Dietro i numeri, la regia centralista di Bruxelles

A rendere tutto ancora più surreale è il contesto. Bruxelles propone anche un portale unico di monitoraggio — il Single Gateway — dove tutto sarà misurato, classificato, filtrato: dalla performance dei programmi al rispetto della parità di genere. Ogni progetto avrà un gender score da 0 a 2.

Sotto la bandiera della trasparenza, l’Europa sta costruendo una macchina burocratica sofisticata e centralizzata, che rischia di trasformarsi in uno strumento di controllo e condizionamento politico. Una struttura che rafforza Bruxelles e svuota le autorità nazionali e regionali, con il rischio — segnalato dallo stesso Parlamento Ue — di indebolire la coesione interna dell’Unione.

Un bilancio ambizioso, forse troppo

Il bilancio si propone come il più ambizioso mai visto: 131 miliardi per difesa e spazio, 100 miliardi per l’Ucraina, 300 miliardi per l’agricoltura, 451 per la competitività. Con una novità strategica: l’inclusione della fissione nucleare tra le priorità energetiche europee, segno di un cambio di passo nella transizione verde.

Previsti anche prestiti Ue fino a 150 miliardi per progetti comuni, garantiti direttamente dal bilancio europeo. Ma mentre la Commissione plaude, i Paesi membri si dividono. Il Parlamento europeo parla di un bilancio «insufficiente e poco ambizioso». L’Olanda lo definisce «troppo elevato».
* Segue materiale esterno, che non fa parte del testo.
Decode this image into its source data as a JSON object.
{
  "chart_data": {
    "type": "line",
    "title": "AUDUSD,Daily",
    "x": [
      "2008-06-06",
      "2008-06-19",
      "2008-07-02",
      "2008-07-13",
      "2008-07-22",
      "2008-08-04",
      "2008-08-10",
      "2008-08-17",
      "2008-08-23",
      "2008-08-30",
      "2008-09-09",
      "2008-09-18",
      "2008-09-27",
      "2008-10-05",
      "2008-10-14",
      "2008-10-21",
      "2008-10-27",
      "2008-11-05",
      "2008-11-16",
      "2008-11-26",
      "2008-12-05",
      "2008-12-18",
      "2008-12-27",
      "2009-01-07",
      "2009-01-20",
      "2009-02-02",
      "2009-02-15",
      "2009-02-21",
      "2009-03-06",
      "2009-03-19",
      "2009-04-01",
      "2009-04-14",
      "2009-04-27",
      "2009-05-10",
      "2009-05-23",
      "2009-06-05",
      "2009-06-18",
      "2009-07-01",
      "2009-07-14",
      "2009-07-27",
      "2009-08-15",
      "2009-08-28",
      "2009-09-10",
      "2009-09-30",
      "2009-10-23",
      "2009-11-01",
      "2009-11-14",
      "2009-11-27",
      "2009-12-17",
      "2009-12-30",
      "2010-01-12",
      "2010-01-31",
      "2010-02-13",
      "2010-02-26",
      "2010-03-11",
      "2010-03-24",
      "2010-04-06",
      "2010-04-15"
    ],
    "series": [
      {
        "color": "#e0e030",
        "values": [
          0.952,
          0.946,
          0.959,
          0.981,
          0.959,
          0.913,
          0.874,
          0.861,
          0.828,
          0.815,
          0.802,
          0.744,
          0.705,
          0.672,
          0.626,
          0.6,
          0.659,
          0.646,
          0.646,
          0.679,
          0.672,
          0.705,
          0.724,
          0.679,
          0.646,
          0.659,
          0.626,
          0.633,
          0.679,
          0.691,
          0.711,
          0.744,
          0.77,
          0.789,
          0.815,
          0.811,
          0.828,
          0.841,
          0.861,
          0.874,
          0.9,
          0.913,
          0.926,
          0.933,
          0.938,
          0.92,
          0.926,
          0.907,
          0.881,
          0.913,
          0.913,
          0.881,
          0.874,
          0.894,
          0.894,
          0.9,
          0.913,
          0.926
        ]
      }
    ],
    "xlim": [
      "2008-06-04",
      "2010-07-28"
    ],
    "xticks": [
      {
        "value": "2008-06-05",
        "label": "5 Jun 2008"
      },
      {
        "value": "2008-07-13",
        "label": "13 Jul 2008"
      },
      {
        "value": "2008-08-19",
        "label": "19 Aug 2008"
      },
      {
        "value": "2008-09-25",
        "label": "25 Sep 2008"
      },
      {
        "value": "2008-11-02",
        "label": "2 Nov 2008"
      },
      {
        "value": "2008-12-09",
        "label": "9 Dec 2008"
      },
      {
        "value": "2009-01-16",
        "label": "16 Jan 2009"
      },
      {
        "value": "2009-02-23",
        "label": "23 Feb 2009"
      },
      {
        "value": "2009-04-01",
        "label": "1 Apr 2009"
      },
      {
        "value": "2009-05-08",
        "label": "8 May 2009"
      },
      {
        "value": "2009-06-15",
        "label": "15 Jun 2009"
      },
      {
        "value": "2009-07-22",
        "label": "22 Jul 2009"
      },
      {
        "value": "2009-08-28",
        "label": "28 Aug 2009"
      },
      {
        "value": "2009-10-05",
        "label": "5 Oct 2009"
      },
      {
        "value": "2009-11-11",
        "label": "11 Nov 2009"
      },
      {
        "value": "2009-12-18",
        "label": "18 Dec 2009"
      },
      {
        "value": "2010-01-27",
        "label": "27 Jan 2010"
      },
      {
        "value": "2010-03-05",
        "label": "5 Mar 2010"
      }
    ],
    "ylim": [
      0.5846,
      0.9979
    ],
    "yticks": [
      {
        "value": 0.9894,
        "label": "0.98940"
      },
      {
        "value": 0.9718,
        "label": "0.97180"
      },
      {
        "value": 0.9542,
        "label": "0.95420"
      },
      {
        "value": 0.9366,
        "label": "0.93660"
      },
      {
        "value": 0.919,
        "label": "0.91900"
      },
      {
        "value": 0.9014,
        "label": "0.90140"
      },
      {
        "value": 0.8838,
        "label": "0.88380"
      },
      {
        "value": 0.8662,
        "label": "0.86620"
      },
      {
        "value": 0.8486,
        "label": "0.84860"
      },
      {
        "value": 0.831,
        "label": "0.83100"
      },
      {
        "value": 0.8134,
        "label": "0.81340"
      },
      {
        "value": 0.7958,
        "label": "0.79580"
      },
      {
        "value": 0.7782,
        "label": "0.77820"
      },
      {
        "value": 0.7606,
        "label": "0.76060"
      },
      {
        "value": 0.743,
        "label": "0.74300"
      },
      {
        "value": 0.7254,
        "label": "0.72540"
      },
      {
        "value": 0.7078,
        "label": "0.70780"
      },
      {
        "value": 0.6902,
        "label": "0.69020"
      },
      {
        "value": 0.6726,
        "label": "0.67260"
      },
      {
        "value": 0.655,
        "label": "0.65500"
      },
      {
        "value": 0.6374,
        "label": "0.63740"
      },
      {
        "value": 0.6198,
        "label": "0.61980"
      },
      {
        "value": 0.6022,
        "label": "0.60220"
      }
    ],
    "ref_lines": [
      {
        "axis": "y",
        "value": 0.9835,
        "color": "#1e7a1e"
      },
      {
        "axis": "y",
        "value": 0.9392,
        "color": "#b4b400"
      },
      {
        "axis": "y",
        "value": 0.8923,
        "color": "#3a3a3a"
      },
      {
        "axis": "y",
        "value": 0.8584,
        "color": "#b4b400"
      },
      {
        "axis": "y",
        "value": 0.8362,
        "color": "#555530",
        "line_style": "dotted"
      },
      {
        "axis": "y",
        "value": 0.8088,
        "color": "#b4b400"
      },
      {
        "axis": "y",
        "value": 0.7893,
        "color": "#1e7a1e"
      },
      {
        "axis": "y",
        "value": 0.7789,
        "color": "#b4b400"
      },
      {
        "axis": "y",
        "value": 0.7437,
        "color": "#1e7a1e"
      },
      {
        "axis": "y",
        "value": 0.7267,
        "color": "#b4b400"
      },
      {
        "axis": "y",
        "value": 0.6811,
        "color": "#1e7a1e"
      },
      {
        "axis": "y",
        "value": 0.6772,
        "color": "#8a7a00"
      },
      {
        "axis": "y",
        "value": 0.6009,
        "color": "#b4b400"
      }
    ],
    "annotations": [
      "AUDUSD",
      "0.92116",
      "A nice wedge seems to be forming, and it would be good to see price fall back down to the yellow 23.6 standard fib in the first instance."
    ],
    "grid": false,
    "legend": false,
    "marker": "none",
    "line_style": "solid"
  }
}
Il progetto Ue 2028-2035 è tutto fuorché neutrale. È l’atto politico con cui la Commissione von der Leyen, alla fine del suo mandato, tenta di centralizzare entrate e controllo. Una scelta che sposta risorse, potere e legittimità dal basso verso l’alto, in un momento storico in cui gli Stati membri chiedono più autonomia e più protezione.

L’Italia — per struttura economica, debito, e profilo produttivo — rischia di essere tra i paesi più penalizzati, pagando di più e ricevendo di meno. Bruxelles promette investimenti, ma chiede in cambio nuove tasse. E il diritto di decidere come, dove e per chi spenderle. Il tutto, in nome dell’Europa e con la promessa che saremo tutti più forti. Ma a leggere bene, sembrerebbe che a essere più forte, stavolta, sarà solo la Commissione.